La característica del placer solitario es la atención puesta en el propio cuerpo y allí toda intervención adulta sólo representa un obstáculo. Cualesquiera sean las intenciones de esa intervención que el joven no solicita.
El adulto influye sobre la sexualidad juvenil desde sus valores, desde lo que considera placentero, adecuado para su propio cuerpo y construye así un modelo.
Los niños y los jóvenes han pedido orientación en sus deseos sexuales y corresponde respetarles. Es tarea de los padres (y de nadie más) poner límites a los mismos.
La sexualidad infantil se desarrolla a partir de la observación del propio cuerpo y del cuerpo de sus semejantes a la manera de un juego. Es investigación sobre el placer, el origen de los niños, el goce del jugar y el descubrimiento del mundo. La infancia, piensa, sueña despierta y dormida.

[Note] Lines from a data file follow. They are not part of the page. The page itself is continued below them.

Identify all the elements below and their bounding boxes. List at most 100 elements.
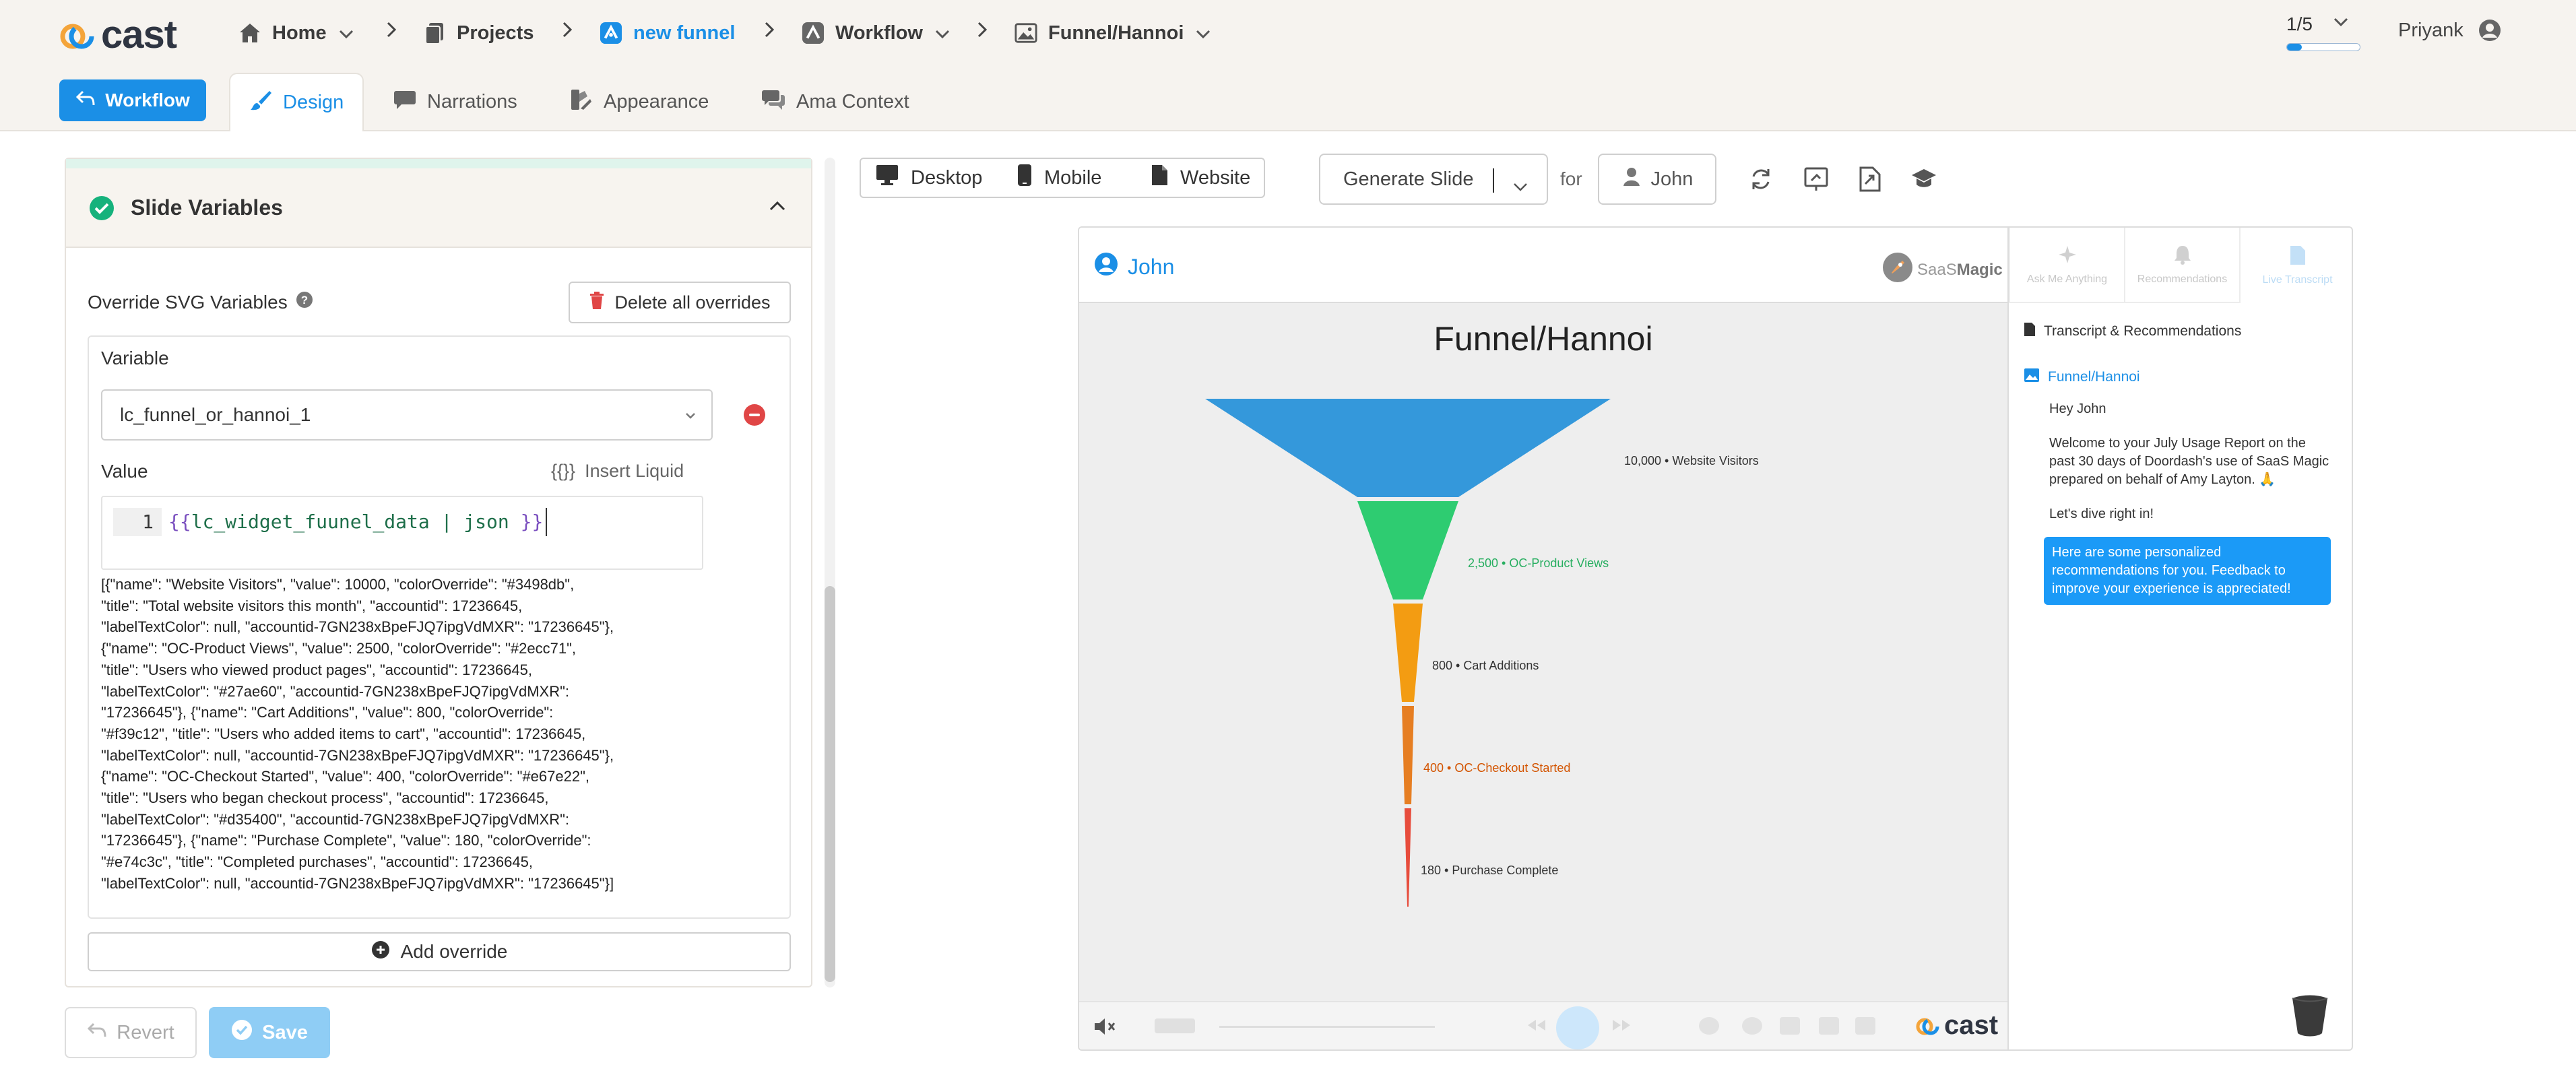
- override-card: Variable lc_funnel_or_hannoi_1 Value {{}…: [88, 335, 791, 919]
- tab-ask-me-anything[interactable]: Ask Me Anything: [2009, 228, 2124, 303]
- resolved-json-output: [{"name": "Website Visitors", "value": 1…: [101, 576, 614, 892]
- export-icon[interactable]: [1857, 166, 1883, 193]
- slide-variables-header[interactable]: Slide Variables: [66, 168, 811, 248]
- insert-liquid-label: Insert Liquid: [585, 461, 684, 481]
- breadcrumb-label: new funnel: [633, 22, 736, 44]
- funnel-segment: [1402, 706, 1414, 804]
- mute-icon[interactable]: [1093, 1016, 1117, 1041]
- user-menu[interactable]: Priyank: [2398, 19, 2501, 42]
- device-desktop[interactable]: Desktop: [861, 159, 1002, 197]
- breadcrumb-label: Projects: [457, 22, 534, 44]
- chevron-down-icon[interactable]: [1513, 175, 1528, 197]
- tab-recommendations[interactable]: Recommendations: [2124, 228, 2239, 303]
- panel-top-strip: [66, 159, 811, 168]
- funnel-value-label: 180 •: [1421, 864, 1452, 877]
- panel-scrollbar[interactable]: [825, 158, 835, 987]
- help-icon[interactable]: ?: [296, 291, 313, 313]
- cast-logo[interactable]: cast: [58, 12, 177, 57]
- side-tab-label: Recommendations: [2137, 273, 2228, 285]
- chevron-right-icon: [562, 20, 573, 43]
- add-override-label: Add override: [400, 941, 508, 962]
- preview-user-name: John: [1128, 254, 1175, 279]
- captions-icon[interactable]: [1780, 1017, 1800, 1035]
- footer-logo-text: cast: [1944, 1010, 1999, 1040]
- speed-control[interactable]: [1155, 1018, 1195, 1033]
- split-divider: [1493, 168, 1494, 193]
- remove-override-icon[interactable]: [744, 404, 765, 426]
- recommendation-bubble[interactable]: Here are some personalized recommendatio…: [2044, 537, 2331, 605]
- cup-icon[interactable]: [2290, 994, 2330, 1042]
- funnel-label: 800 • Cart Additions: [1432, 659, 1539, 672]
- progress-track: [2286, 43, 2360, 51]
- present-icon[interactable]: [1803, 166, 1830, 193]
- tab-design[interactable]: Design: [229, 73, 364, 131]
- workflow-back-button[interactable]: Workflow: [59, 79, 206, 121]
- undo-icon: [87, 1022, 107, 1044]
- funnel-stage-name: Cart Additions: [1463, 659, 1539, 672]
- slide-preview: John SaaSMagic Funnel/Hannoi 10,000 • We…: [1078, 226, 2353, 1051]
- refresh-icon[interactable]: [1747, 166, 1774, 193]
- tab-label: Narrations: [427, 91, 517, 112]
- graduation-cap-icon[interactable]: [1910, 166, 1937, 193]
- welcome-message: Welcome to your July Usage Report on the…: [2049, 436, 2329, 487]
- generate-slide-button[interactable]: Generate Slide: [1319, 154, 1548, 205]
- desktop-icon: [876, 164, 899, 191]
- save-button[interactable]: Save: [209, 1007, 330, 1058]
- sparkle-icon: [2057, 245, 2078, 268]
- funnel-segment: [1357, 501, 1458, 599]
- insert-liquid-button[interactable]: {{}} Insert Liquid: [551, 461, 684, 482]
- persona-select-button[interactable]: John: [1598, 154, 1716, 205]
- transcript-panel: Transcript & Recommendations Funnel/Hann…: [2024, 322, 2340, 605]
- breadcrumb-funnel-hannoi[interactable]: Funnel/Hannoi: [1015, 17, 1211, 49]
- globe-icon[interactable]: [1742, 1017, 1762, 1035]
- share-icon[interactable]: [1855, 1017, 1875, 1035]
- tab-label: Ama Context: [796, 91, 909, 112]
- chevron-down-icon: [935, 22, 950, 44]
- tab-ama-context[interactable]: Ama Context: [742, 73, 928, 131]
- seek-bar[interactable]: [1219, 1026, 1435, 1028]
- chevron-up-icon[interactable]: [769, 201, 785, 215]
- funnel-label: 180 • Purchase Complete: [1421, 864, 1558, 877]
- breadcrumb-workflow[interactable]: Workflow: [802, 17, 950, 49]
- chevron-down-icon: [683, 405, 698, 430]
- variable-select[interactable]: lc_funnel_or_hannoi_1: [101, 389, 713, 441]
- bell-icon: [2173, 245, 2192, 268]
- breadcrumb-home[interactable]: Home: [238, 17, 354, 49]
- breadcrumb-new-funnel[interactable]: new funnel: [600, 17, 735, 49]
- cast-logo-icon: [1916, 1018, 1939, 1035]
- saas-magic-logo: SaaSMagic: [1882, 252, 2003, 288]
- breadcrumb-label: Workflow: [835, 22, 923, 44]
- transcript-heading: Transcript & Recommendations: [2024, 322, 2340, 341]
- tab-live-transcript[interactable]: Live Transcript: [2239, 228, 2352, 303]
- back-arrow-icon: [75, 90, 96, 112]
- override-svg-variables-label: Override SVG Variables ?: [88, 291, 313, 313]
- open-brace: {{: [168, 511, 191, 533]
- slide-canvas: Funnel/Hannoi 10,000 • Website Visitors 2…: [1079, 303, 2007, 1001]
- funnel-value-label: 400 •: [1423, 761, 1454, 775]
- scrollbar-thumb[interactable]: [825, 586, 835, 982]
- side-tab-label: Ask Me Anything: [2026, 273, 2108, 285]
- thumbs-up-icon[interactable]: [1819, 1017, 1839, 1035]
- progress-indicator[interactable]: 1/5: [2286, 13, 2360, 51]
- liquid-braces-icon: {{}}: [551, 461, 576, 481]
- code-line: {{lc_widget_fuunel_data | json }}: [168, 508, 548, 536]
- device-website[interactable]: Website: [1136, 159, 1264, 197]
- tab-narrations[interactable]: Narrations: [375, 73, 536, 131]
- slide-link[interactable]: Funnel/Hannoi: [2024, 368, 2340, 387]
- funnel-segment: [1205, 399, 1611, 497]
- revert-button[interactable]: Revert: [65, 1007, 197, 1058]
- forward-icon[interactable]: [1610, 1018, 1634, 1032]
- play-button[interactable]: [1556, 1006, 1599, 1049]
- mobile-icon: [1017, 164, 1032, 192]
- funnel-value-label: 800 •: [1432, 659, 1463, 672]
- device-mobile[interactable]: Mobile: [1002, 159, 1136, 197]
- add-override-button[interactable]: Add override: [88, 932, 791, 971]
- tab-label: Design: [283, 92, 344, 113]
- rewind-icon[interactable]: [1524, 1018, 1548, 1032]
- tab-appearance[interactable]: Appearance: [551, 73, 728, 131]
- delete-all-overrides-button[interactable]: Delete all overrides: [569, 282, 791, 323]
- user-avatar-icon: [1094, 252, 1118, 282]
- settings-icon[interactable]: [1699, 1017, 1719, 1035]
- value-code-editor[interactable]: 1 {{lc_widget_fuunel_data | json }}: [101, 496, 703, 570]
- breadcrumb-projects[interactable]: Projects: [423, 17, 534, 49]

El entramado de esas fantasías, es un precioso tesoro. Sobre ellos se construirán a lo largo de la vida, un mundo de fantasmas, de hadas, de brujas y de seres siniestros. En definitiva se construye el psiquismo, el espacio del cuerpo, de la psique y de la sexualidad.
Esta sexualidad infantil y juvenil sólo puede ser comprendida desde la mirada de los chicos de la propia edad. Toda intervención adulta intentando orientarla será perniciosa por definición, allí está comprometido el deseo sexual del adulto, aunque a éste le cueste aceptarlo.
El maestro en el sexo sólo puede ser aquél que es compañero en el placer, el amante, por ejemplo. Se aprende desde el cuerpo y el sentimiento, y escasamente desde la razón. A menudo nos preguntamos porque nos gusta tal cosa u otra. Lo sabemos a veces. Muchas no.
Las autoridades cada vez más pretenden llevarnos “por el camino del bien”. Que no fumes, que te multo si conduces así, si das una bofetada a tu hijo, si comes en el coche que, que, que
Y más aún: nos enseñarán a masturbarnos!
El poder debe ocuparse de sus asuntos, y respetar la intimidad de las personas, que no traspase la puerta de nuestra casa y menos aún, la de la alcoba.
Necesitamos urgentemente talleres para la clase política: talleres de honestidad, de cultura, de formación técnica y sobre todo, de sentido común. Y a los ciudadanos, por favor, que nos dejen vivir tranquilos.